Künftig sollen Ressourcen mehr dorthin fließen, wo sie besonders benötigt werden. (Symbolfoto) Foto: Shutterstock

Mit einem Sozialindex will Niedersachsens rot-grüne Landesregierung die Chancengleichheit an Schulen erhöhen. Über die Pläne wurde nun im Landtag beraten. Die soziale Herkunft von Kindern und Jugendlichen bestimme noch immer zu stark über den Bildungserfolg, sagte Kultusministerin Julia Willie Hamburg (Grüne). «Genau hier soll in Zukunft der Sozialindex in Niedersachsen ansetzen, um zusätzliche Ressourcen gezielt dort einzusetzen, wo der Unterstützungsbedarf besonders hoch ist und die soziale Schere an besonders herausgeforderten Schulen nachhaltig zu reduzieren.»

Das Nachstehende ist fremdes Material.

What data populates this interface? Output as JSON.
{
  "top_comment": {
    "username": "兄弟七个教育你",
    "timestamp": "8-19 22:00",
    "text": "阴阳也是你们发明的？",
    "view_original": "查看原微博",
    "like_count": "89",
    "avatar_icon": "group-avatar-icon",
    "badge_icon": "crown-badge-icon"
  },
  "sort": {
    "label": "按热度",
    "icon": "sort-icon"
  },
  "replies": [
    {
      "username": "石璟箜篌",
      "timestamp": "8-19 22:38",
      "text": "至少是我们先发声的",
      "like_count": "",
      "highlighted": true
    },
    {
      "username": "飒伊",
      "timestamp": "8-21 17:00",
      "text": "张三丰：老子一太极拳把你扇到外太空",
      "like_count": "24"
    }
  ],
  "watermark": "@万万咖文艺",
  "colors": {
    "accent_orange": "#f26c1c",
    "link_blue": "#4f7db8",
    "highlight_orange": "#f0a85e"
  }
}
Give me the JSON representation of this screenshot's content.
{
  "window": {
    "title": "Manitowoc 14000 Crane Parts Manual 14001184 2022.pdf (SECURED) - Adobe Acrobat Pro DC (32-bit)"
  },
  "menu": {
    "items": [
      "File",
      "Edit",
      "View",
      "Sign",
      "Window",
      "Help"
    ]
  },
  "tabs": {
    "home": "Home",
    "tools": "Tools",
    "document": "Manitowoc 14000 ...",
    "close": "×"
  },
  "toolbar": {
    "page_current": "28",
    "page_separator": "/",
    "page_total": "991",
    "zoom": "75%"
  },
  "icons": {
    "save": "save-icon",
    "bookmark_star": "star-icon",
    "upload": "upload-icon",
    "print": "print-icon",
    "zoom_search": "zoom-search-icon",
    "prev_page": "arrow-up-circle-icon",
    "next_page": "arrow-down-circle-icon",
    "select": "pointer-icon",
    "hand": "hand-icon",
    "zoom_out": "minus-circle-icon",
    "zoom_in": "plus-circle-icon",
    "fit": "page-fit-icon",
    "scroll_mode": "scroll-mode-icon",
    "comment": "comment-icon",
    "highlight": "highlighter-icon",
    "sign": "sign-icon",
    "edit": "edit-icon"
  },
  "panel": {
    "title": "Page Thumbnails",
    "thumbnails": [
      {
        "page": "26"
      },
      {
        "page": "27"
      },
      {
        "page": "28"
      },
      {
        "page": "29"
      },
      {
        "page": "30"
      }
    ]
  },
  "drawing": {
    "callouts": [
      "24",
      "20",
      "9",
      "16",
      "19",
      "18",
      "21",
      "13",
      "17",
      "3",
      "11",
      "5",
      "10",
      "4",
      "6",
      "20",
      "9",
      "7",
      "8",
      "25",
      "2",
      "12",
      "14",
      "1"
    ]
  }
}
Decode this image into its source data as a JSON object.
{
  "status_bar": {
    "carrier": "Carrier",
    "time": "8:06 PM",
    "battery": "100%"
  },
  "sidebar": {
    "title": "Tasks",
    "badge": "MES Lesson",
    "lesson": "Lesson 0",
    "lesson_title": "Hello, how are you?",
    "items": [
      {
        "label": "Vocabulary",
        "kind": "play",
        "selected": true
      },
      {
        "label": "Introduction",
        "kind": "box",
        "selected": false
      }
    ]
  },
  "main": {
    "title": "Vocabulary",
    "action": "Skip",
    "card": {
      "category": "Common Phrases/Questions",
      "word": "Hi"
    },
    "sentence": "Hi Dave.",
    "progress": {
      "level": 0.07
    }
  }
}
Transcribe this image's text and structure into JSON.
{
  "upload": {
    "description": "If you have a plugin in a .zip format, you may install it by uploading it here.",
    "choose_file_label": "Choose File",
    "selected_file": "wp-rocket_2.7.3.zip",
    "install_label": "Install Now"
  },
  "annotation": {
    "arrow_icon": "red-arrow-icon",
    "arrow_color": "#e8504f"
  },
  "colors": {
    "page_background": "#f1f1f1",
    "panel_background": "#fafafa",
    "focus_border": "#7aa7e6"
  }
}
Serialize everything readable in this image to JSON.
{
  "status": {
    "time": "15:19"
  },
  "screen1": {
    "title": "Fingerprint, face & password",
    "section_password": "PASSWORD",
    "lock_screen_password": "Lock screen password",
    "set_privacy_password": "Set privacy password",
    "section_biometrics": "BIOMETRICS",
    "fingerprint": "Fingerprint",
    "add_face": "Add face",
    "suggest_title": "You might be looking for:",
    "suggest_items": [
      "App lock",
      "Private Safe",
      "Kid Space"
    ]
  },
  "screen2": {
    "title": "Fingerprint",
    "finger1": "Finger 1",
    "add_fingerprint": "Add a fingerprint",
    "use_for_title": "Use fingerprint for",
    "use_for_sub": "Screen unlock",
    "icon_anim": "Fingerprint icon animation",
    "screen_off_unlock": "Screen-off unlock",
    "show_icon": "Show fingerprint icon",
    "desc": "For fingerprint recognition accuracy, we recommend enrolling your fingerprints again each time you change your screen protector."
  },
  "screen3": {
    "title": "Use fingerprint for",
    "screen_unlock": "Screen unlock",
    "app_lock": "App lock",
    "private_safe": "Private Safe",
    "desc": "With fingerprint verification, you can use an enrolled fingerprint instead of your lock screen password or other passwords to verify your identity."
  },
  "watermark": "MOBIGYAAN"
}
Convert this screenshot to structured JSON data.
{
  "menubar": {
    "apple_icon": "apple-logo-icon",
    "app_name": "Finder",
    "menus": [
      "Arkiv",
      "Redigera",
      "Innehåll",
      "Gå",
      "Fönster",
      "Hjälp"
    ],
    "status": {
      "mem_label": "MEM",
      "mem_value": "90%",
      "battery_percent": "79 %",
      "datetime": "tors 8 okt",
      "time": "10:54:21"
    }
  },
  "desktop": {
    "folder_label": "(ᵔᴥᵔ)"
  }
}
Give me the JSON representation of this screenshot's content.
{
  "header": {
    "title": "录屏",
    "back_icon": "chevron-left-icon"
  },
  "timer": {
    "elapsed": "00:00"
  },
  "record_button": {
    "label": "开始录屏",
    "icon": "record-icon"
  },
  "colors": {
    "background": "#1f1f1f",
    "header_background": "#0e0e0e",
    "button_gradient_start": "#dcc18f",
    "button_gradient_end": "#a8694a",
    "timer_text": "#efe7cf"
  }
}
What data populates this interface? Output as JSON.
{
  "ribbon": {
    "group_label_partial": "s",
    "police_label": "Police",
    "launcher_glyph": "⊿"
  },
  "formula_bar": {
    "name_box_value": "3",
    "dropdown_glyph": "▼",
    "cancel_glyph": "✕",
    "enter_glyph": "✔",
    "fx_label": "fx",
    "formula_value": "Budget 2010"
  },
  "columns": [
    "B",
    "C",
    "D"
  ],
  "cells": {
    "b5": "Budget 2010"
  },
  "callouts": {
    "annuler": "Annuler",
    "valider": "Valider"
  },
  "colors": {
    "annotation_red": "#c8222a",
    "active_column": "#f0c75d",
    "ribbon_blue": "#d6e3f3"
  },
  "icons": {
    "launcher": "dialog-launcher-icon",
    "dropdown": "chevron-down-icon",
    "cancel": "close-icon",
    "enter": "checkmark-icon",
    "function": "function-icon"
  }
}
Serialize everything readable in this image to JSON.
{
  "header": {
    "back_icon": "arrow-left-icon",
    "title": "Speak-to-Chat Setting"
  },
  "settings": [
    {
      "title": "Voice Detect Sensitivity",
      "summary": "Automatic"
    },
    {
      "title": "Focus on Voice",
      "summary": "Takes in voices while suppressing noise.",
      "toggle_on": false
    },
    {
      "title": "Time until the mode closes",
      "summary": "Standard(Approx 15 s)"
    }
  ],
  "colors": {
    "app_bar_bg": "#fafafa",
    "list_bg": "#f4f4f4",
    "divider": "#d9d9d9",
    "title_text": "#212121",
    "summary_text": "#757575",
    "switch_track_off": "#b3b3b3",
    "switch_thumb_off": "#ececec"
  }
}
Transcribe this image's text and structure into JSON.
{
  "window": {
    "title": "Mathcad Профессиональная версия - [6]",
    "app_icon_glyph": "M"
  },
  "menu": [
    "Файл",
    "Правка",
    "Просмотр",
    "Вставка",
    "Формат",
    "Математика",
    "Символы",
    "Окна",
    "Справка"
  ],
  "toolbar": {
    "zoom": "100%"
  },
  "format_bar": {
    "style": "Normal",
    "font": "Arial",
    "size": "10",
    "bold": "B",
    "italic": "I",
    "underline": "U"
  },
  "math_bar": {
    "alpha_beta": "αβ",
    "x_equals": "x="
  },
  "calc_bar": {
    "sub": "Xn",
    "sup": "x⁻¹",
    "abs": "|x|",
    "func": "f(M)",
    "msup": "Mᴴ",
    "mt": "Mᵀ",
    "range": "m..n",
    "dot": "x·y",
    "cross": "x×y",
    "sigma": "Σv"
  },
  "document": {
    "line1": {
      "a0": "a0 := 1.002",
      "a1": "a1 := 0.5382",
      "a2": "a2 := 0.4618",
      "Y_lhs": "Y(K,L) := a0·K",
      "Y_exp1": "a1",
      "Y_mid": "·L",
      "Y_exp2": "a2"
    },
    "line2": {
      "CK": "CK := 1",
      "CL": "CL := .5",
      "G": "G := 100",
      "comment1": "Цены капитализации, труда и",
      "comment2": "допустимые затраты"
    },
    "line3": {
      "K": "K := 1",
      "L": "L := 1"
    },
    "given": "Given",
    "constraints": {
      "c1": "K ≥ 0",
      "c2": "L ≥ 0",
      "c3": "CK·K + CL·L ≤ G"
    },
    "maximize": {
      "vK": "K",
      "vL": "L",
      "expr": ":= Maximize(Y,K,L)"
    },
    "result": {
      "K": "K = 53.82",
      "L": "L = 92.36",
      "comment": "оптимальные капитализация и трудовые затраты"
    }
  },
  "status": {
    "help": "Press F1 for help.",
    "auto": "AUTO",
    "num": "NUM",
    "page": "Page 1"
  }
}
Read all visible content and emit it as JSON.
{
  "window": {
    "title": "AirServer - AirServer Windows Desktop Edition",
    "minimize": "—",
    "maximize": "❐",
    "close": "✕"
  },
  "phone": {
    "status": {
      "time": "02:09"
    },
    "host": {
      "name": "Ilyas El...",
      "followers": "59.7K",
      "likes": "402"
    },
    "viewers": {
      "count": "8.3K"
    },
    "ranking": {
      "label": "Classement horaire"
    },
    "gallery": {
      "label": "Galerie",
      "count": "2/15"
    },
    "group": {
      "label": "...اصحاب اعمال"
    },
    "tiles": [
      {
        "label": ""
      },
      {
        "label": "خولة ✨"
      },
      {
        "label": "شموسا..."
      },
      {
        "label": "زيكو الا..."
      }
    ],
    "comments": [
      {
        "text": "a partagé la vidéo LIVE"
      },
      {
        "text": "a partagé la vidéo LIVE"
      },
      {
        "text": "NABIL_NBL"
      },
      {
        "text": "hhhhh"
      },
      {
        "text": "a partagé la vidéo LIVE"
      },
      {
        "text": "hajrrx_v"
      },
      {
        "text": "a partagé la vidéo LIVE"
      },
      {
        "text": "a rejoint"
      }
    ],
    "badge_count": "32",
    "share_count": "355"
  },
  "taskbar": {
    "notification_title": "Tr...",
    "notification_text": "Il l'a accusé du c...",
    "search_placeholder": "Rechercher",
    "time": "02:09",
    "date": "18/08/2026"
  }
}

Wenn an Schulen Kinder und Jugendliche mehr Förderbedarf haben als an anderen Schulen, sollen dort verstärkt Lehrer oder weiteres Personal eingesetzt werden. Um herauszufinden, wo dieser Bedarf besonders groß ist, soll ein Sozialindex eingeführt werden. Dieser könnte beispielsweise aus verschiedenen Indikatoren bestehen. Man will also eine bessere Einschätzung gewinnen, an welchen Schulen mehr Unterstützung notwendig ist.

Herkunft oft Einfluss auf Bildungschancen

Dieser Index soll zum neuen Schuljahr in Niedersachsen greifen. Kultusministerin Hamburg zeigte sich jüngst zuversichtlich, dass der Zeitpunkt gehalten werden kann. Die familiäre Herkunft eines Kindes hat nach wie vor einen großen Einfluss auf Bildungschancen. Der Landesvorsitzende der Gewerkschaft Erziehung und Wissenschaft (GEW), Stefan Störmer, sagte kürzlich, Studien würden zeigen, dass der Bildungserfolg stark vom sozio-ökonomischen Hintergrund des Elternhauses abhänge.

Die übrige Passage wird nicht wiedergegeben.